By 1911 the village consisted of five districts: Cairu, the village seat; Galeão; Gamboa; Morro de São Paulo; and Velha Boipeba. It was raised to city status in 1938.

==Historic structures==

Cairu is home to numerous colonial-period historic structures, some designated as Brazilian state or national monuments. The historic center of Cairu (Centro Histórico de Cairu) lacks state or federal protection, but is home to numerous historic homes, government buildings, and churches.
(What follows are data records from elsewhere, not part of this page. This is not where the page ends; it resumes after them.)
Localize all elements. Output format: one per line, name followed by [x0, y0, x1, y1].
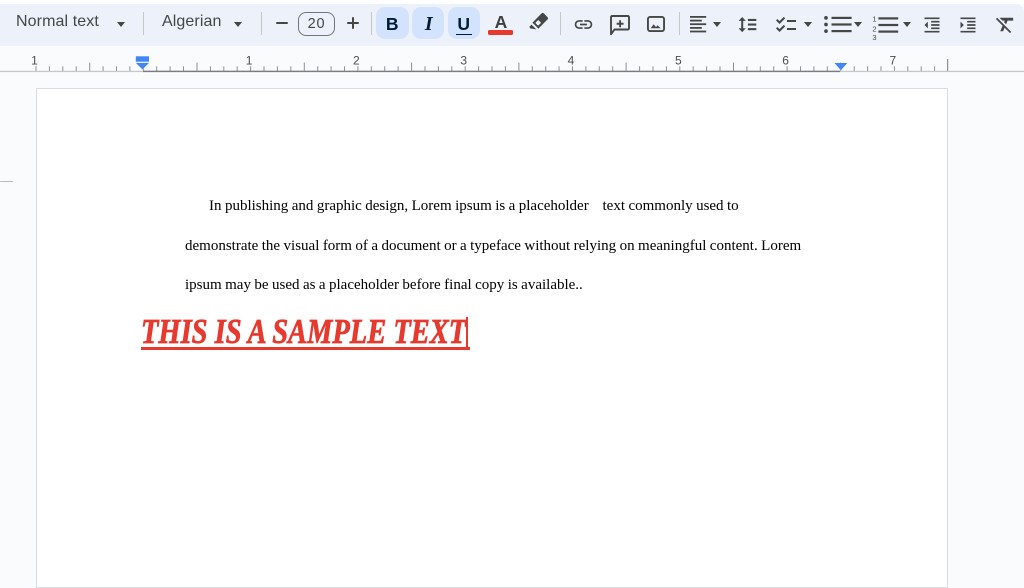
svg-text:2: 2	[353, 54, 360, 68]
svg-text:1: 1	[246, 54, 253, 68]
svg-text:1: 1	[872, 14, 876, 23]
svg-text:6: 6	[782, 54, 789, 68]
svg-text:3: 3	[872, 33, 876, 41]
svg-text:7: 7	[890, 54, 897, 68]
svg-text:4: 4	[568, 54, 575, 68]
svg-text:5: 5	[675, 54, 682, 68]
svg-text:1: 1	[31, 54, 38, 68]
svg-text:3: 3	[460, 54, 467, 68]
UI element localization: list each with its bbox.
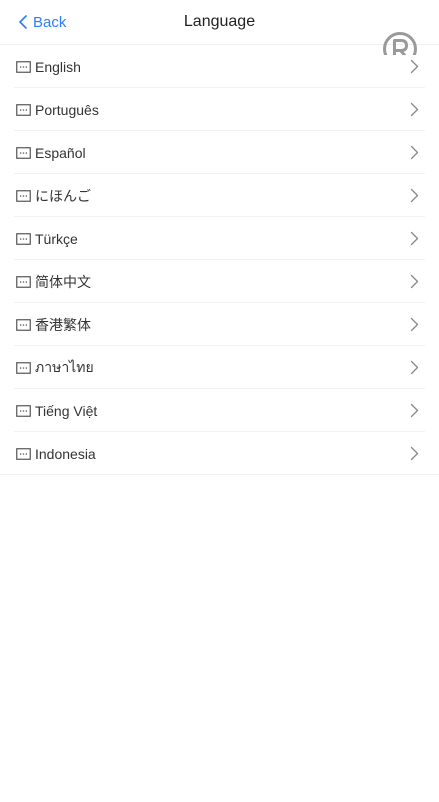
language-label: English (35, 58, 81, 75)
language-list: English Português Español にほんご Türkçe 简体… (0, 45, 439, 475)
language-item[interactable]: Tiếng Việt (0, 389, 439, 432)
language-label: Español (35, 144, 86, 161)
language-label: Português (35, 101, 99, 118)
language-label: 香港繁体 (35, 316, 91, 333)
language-label: にほんご (35, 187, 91, 204)
back-label: Back (33, 13, 67, 31)
page-title: Language (183, 13, 256, 30)
language-item[interactable]: 香港繁体 (0, 303, 439, 346)
message-icon (16, 361, 31, 374)
language-label: Indonesia (35, 445, 96, 462)
chevron-right-icon (410, 317, 419, 332)
language-item[interactable]: Español (0, 131, 439, 174)
message-icon (16, 404, 31, 417)
message-icon (16, 447, 31, 460)
message-icon (16, 103, 31, 116)
chevron-right-icon (410, 145, 419, 160)
chevron-right-icon (410, 360, 419, 375)
language-label: ภาษาไทย (35, 358, 94, 375)
message-icon (16, 60, 31, 73)
language-item[interactable]: Indonesia (0, 432, 439, 475)
chevron-right-icon (410, 102, 419, 117)
message-icon (16, 146, 31, 159)
message-icon (16, 232, 31, 245)
nav-bar: Back Language (0, 0, 439, 55)
chevron-right-icon (410, 446, 419, 461)
back-button[interactable]: Back (18, 0, 66, 44)
language-item[interactable]: 简体中文 (0, 260, 439, 303)
language-item[interactable]: Türkçe (0, 217, 439, 260)
language-label: 简体中文 (35, 273, 91, 290)
language-item[interactable]: Português (0, 88, 439, 131)
chevron-left-icon (18, 15, 28, 29)
chevron-right-icon (410, 188, 419, 203)
message-icon (16, 318, 31, 331)
chevron-right-icon (410, 274, 419, 289)
message-icon (16, 275, 31, 288)
chevron-right-icon (410, 231, 419, 246)
language-item[interactable]: English (0, 45, 439, 88)
language-label: Tiếng Việt (35, 402, 98, 419)
language-label: Türkçe (35, 230, 78, 247)
chevron-right-icon (410, 59, 419, 74)
chevron-right-icon (410, 403, 419, 418)
message-icon (16, 189, 31, 202)
language-item[interactable]: にほんご (0, 174, 439, 217)
language-page: Back Language English Português Español … (0, 0, 439, 802)
language-item[interactable]: ภาษาไทย (0, 346, 439, 389)
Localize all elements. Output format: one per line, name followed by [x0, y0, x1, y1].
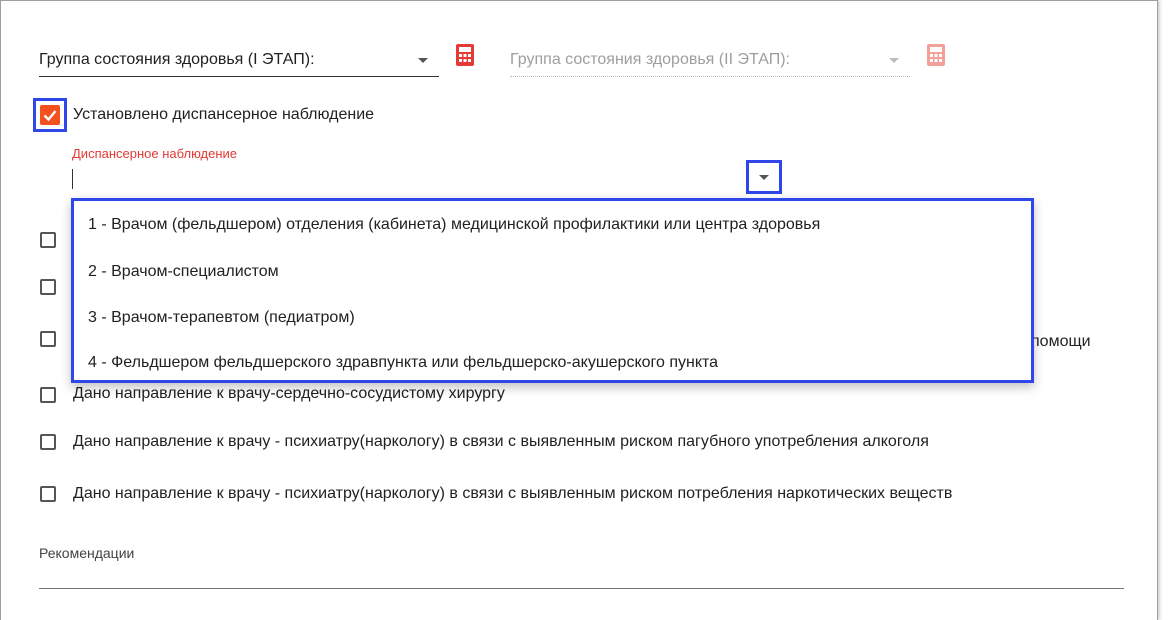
dropdown-option-3[interactable]: 3 - Врачом-терапевтом (педиатром) [88, 309, 355, 327]
caret-down-icon [889, 58, 899, 63]
calculator-icon [927, 44, 945, 66]
checkbox-psychiatrist-alcohol[interactable] [40, 434, 56, 450]
dropdown-option-1[interactable]: 1 - Врачом (фельдшером) отделения (кабин… [88, 216, 820, 234]
dispensary-field-input[interactable] [72, 168, 752, 190]
checkbox-cardio-surgeon[interactable] [40, 387, 56, 403]
dispensary-checkbox-label: Установлено диспансерное наблюдение [73, 106, 375, 123]
checkbox-3-label: помощи [1031, 333, 1091, 350]
checkbox-3[interactable] [40, 331, 56, 347]
health-group-stage1-underline [39, 76, 439, 77]
health-group-stage2-select[interactable]: Группа состояния здоровья (II ЭТАП): [510, 51, 790, 69]
recommendations-input[interactable] [39, 566, 1124, 588]
health-group-stage1-select[interactable]: Группа состояния здоровья (I ЭТАП): [39, 51, 315, 69]
checkbox-psychiatrist-drugs[interactable] [40, 486, 56, 502]
recommendations-label: Рекомендации [39, 545, 135, 561]
checkbox-psychiatrist-alcohol-label: Дано направление к врачу - психиатру(нар… [73, 433, 929, 450]
dropdown-option-4[interactable]: 4 - Фельдшером фельдшерского здравпункта… [88, 354, 718, 372]
checkbox-1[interactable] [40, 232, 56, 248]
check-icon [43, 110, 57, 122]
checkbox-psychiatrist-drugs-label: Дано направление к врачу - психиатру(нар… [73, 485, 953, 502]
health-group-stage2-underline [510, 76, 910, 77]
caret-down-icon[interactable] [759, 175, 769, 180]
dispensary-dropdown-menu: 1 - Врачом (фельдшером) отделения (кабин… [71, 198, 1034, 383]
dispensary-checkbox[interactable] [40, 105, 60, 125]
dropdown-option-2[interactable]: 2 - Врачом-специалистом [88, 263, 279, 281]
caret-down-icon[interactable] [418, 58, 428, 63]
calculator-icon[interactable] [455, 43, 475, 67]
recommendations-underline [39, 588, 1124, 589]
dispensary-field-label: Диспансерное наблюдение [72, 146, 238, 161]
checkbox-cardio-surgeon-label: Дано направление к врачу-сердечно-сосуди… [73, 385, 505, 402]
checkbox-2[interactable] [40, 279, 56, 295]
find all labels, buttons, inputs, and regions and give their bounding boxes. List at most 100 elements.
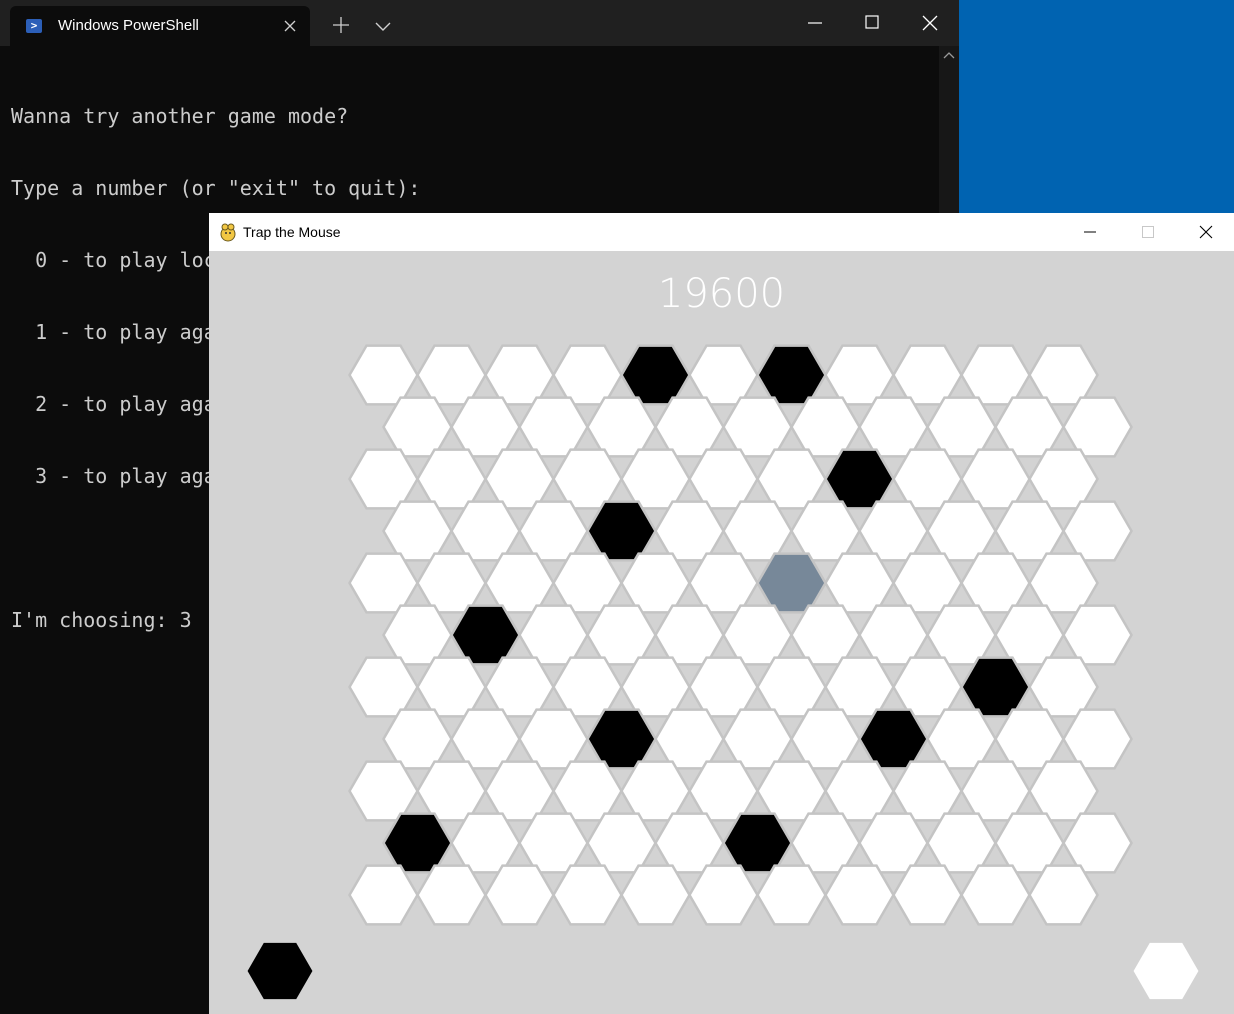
hex-cell-empty[interactable] [348,760,419,822]
hex-cell-empty[interactable] [824,760,895,822]
hex-cell-empty[interactable] [654,708,725,770]
hex-cell-empty[interactable] [926,500,997,562]
tab-close-icon[interactable] [280,16,300,36]
hex-cell-empty[interactable] [552,864,623,926]
hex-cell-empty[interactable] [790,604,861,666]
hex-cell-empty[interactable] [654,604,725,666]
hex-cell-empty[interactable] [926,604,997,666]
minimize-button[interactable] [1061,213,1119,251]
hex-cell-empty[interactable] [824,552,895,614]
hex-cell-empty[interactable] [722,500,793,562]
hex-cell-empty[interactable] [994,812,1065,874]
hex-cell-empty[interactable] [790,500,861,562]
hex-cell-empty[interactable] [552,344,623,406]
hex-cell-empty[interactable] [586,812,657,874]
close-button[interactable] [901,0,959,46]
hex-cell-empty[interactable] [722,604,793,666]
hex-cell-empty[interactable] [722,708,793,770]
hex-cell-empty[interactable] [552,656,623,718]
hex-cell-empty[interactable] [824,344,895,406]
hex-cell-empty[interactable] [654,500,725,562]
hex-cell-empty[interactable] [518,396,589,458]
close-button[interactable] [1177,213,1234,251]
hex-cell-empty[interactable] [484,656,555,718]
hex-cell-empty[interactable] [926,812,997,874]
hex-cell-empty[interactable] [484,448,555,510]
hex-cell-empty[interactable] [688,864,759,926]
hex-cell-empty[interactable] [1028,448,1099,510]
hex-cell-empty[interactable] [484,760,555,822]
hex-cell-empty[interactable] [858,604,929,666]
hex-cell-empty[interactable] [858,812,929,874]
hex-cell-empty[interactable] [552,760,623,822]
hex-cell-empty[interactable] [518,604,589,666]
hex-cell-empty[interactable] [348,656,419,718]
hex-cell-empty[interactable] [382,604,453,666]
hex-cell-empty[interactable] [858,396,929,458]
hex-cell-empty[interactable] [892,552,963,614]
hex-cell-empty[interactable] [688,344,759,406]
hex-cell-empty[interactable] [620,760,691,822]
hex-cell-empty[interactable] [450,396,521,458]
hex-cell-empty[interactable] [960,344,1031,406]
hex-cell-empty[interactable] [1062,396,1133,458]
hex-cell-empty[interactable] [688,656,759,718]
hex-cell-empty[interactable] [552,448,623,510]
hex-cell-empty[interactable] [1028,760,1099,822]
hex-cell-empty[interactable] [1062,500,1133,562]
hex-cell-empty[interactable] [1028,552,1099,614]
hex-cell-empty[interactable] [654,396,725,458]
hex-cell-empty[interactable] [858,500,929,562]
hex-cell-empty[interactable] [1062,708,1133,770]
hex-cell-empty[interactable] [620,552,691,614]
hex-cell-empty[interactable] [348,344,419,406]
minimize-button[interactable] [786,0,844,46]
hex-cell-empty[interactable] [960,552,1031,614]
hex-cell-empty[interactable] [518,500,589,562]
hex-cell-empty[interactable] [960,864,1031,926]
hex-cell-empty[interactable] [926,396,997,458]
hex-cell-empty[interactable] [620,448,691,510]
hex-cell-empty[interactable] [654,812,725,874]
hex-cell-empty[interactable] [450,812,521,874]
hex-cell-empty[interactable] [756,656,827,718]
hex-cell-empty[interactable] [484,864,555,926]
hex-cell-empty[interactable] [416,552,487,614]
hex-cell-empty[interactable] [1028,656,1099,718]
chevron-down-icon[interactable] [370,14,396,38]
hex-board[interactable] [209,251,1234,1014]
hex-cell-empty[interactable] [518,708,589,770]
hex-cell-empty[interactable] [1028,344,1099,406]
hex-cell-empty[interactable] [1062,812,1133,874]
hex-cell-empty[interactable] [416,760,487,822]
hex-cell-empty[interactable] [416,864,487,926]
hex-cell-empty[interactable] [960,448,1031,510]
hex-cell-empty[interactable] [1062,604,1133,666]
hex-cell-empty[interactable] [450,500,521,562]
hex-cell-empty[interactable] [518,812,589,874]
hex-cell-empty[interactable] [552,552,623,614]
hex-cell-empty[interactable] [348,448,419,510]
hex-cell-empty[interactable] [484,344,555,406]
hex-cell-empty[interactable] [688,760,759,822]
hex-cell-empty[interactable] [450,708,521,770]
hex-cell-empty[interactable] [926,708,997,770]
hex-cell-empty[interactable] [892,760,963,822]
tab-windows-powershell[interactable]: > Windows PowerShell [10,6,310,46]
hex-cell-empty[interactable] [994,500,1065,562]
hex-cell-empty[interactable] [586,604,657,666]
hex-cell-empty[interactable] [586,396,657,458]
new-tab-button[interactable] [328,12,354,38]
hex-cell-empty[interactable] [756,864,827,926]
hex-cell-empty[interactable] [892,656,963,718]
hex-cell-empty[interactable] [994,604,1065,666]
scroll-up-icon[interactable] [943,50,955,60]
hex-cell-empty[interactable] [790,812,861,874]
hex-cell-empty[interactable] [348,552,419,614]
hex-cell-empty[interactable] [892,344,963,406]
hex-cell-empty[interactable] [892,448,963,510]
hex-cell-empty[interactable] [790,396,861,458]
hex-cell-empty[interactable] [1028,864,1099,926]
hex-cell-empty[interactable] [688,552,759,614]
hex-cell-empty[interactable] [824,864,895,926]
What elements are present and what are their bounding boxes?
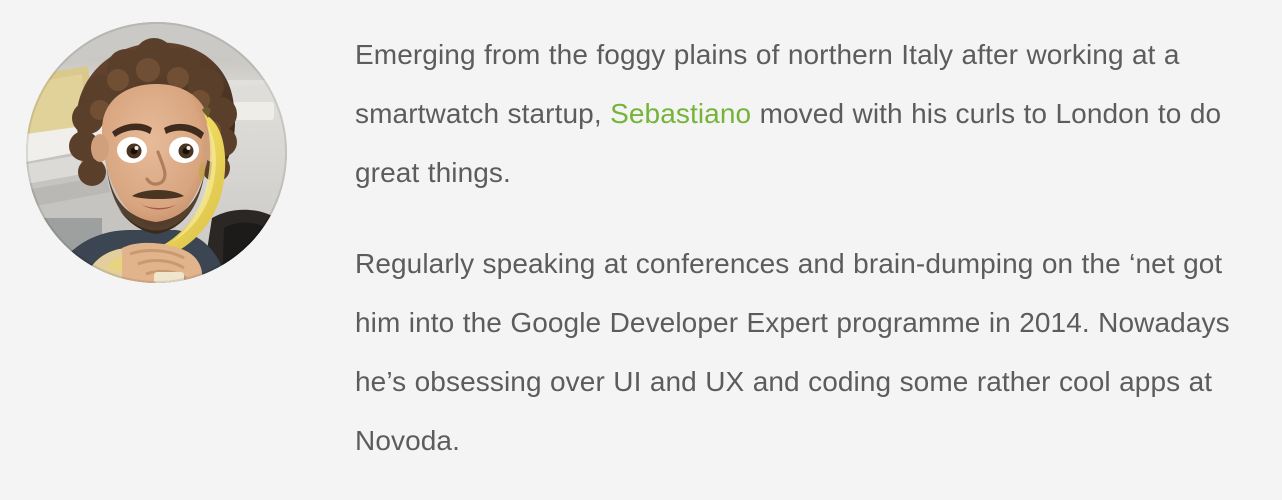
bio-paragraph-1: Emerging from the foggy plains of northe… xyxy=(355,25,1257,202)
bio-text-column: Emerging from the foggy plains of northe… xyxy=(355,25,1257,470)
sebastiano-link[interactable]: Sebastiano xyxy=(610,98,751,129)
avatar-photo xyxy=(26,22,287,283)
bio-card: Emerging from the foggy plains of northe… xyxy=(0,0,1282,500)
avatar xyxy=(26,22,287,283)
bio-paragraph-2: Regularly speaking at conferences and br… xyxy=(355,248,1230,456)
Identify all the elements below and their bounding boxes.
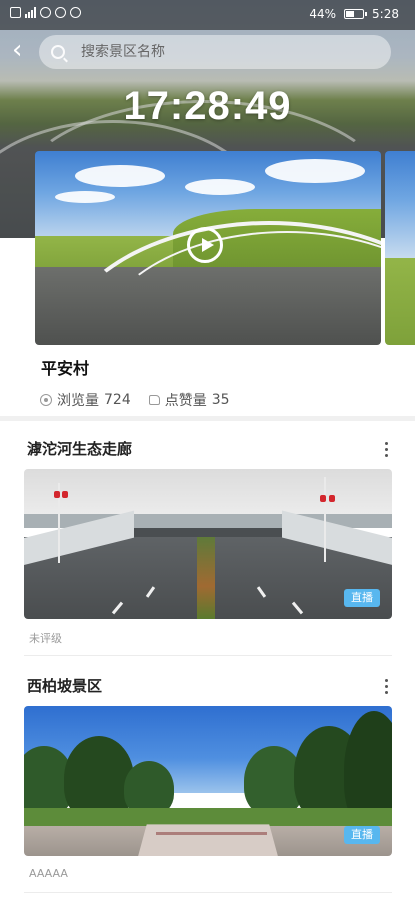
item-rating: 未评级: [29, 632, 62, 645]
search-input[interactable]: [79, 43, 363, 61]
lantern: [320, 495, 326, 502]
item-thumbnail[interactable]: 直播: [24, 706, 392, 856]
next-carousel-card[interactable]: [385, 151, 415, 345]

- Convent and Church of Saint Anthony (Convento e Igreja de Santo Antônio)
- Parish Church of Our Lady of the Rosary (Igreja Matriz de Nossa Senhora do Rosário)
- Sobrado at Rua Direita, 34 (Sobrado à Rua Direita, 34)
- Sobrado Grande
- Former Town Hall (Antiga Prefeitura)
- Church of Saint Francis Xavier (Igreja de São Francisco Xavier )
- Casa com Veranda de Ferro
- Fort of the Morro de São Paulo (Fortaleza do Morro de São Paulo)
- Sítio de Morro de São Paulo
- Fonte Grande of Morro de São Paulo (Fonte Grande do Morro de São Paulo)
- Forte da Ponte
- Sobrado na Praça Aureliano O. de Lima
- Church of the Holy Spirit (Igreja Matriz do Divino Espírito Santo )
- Church of Saint Sebastian (Igreja de São Sebastão)

==Transportation==
Cairu is served by Lorenzo Airport located in the district of Morro de São Paulo and by Fábio Perini Airport located in the district of Boipeba.

==Noted resident==

Portugal football international Liedson was born in Cairu.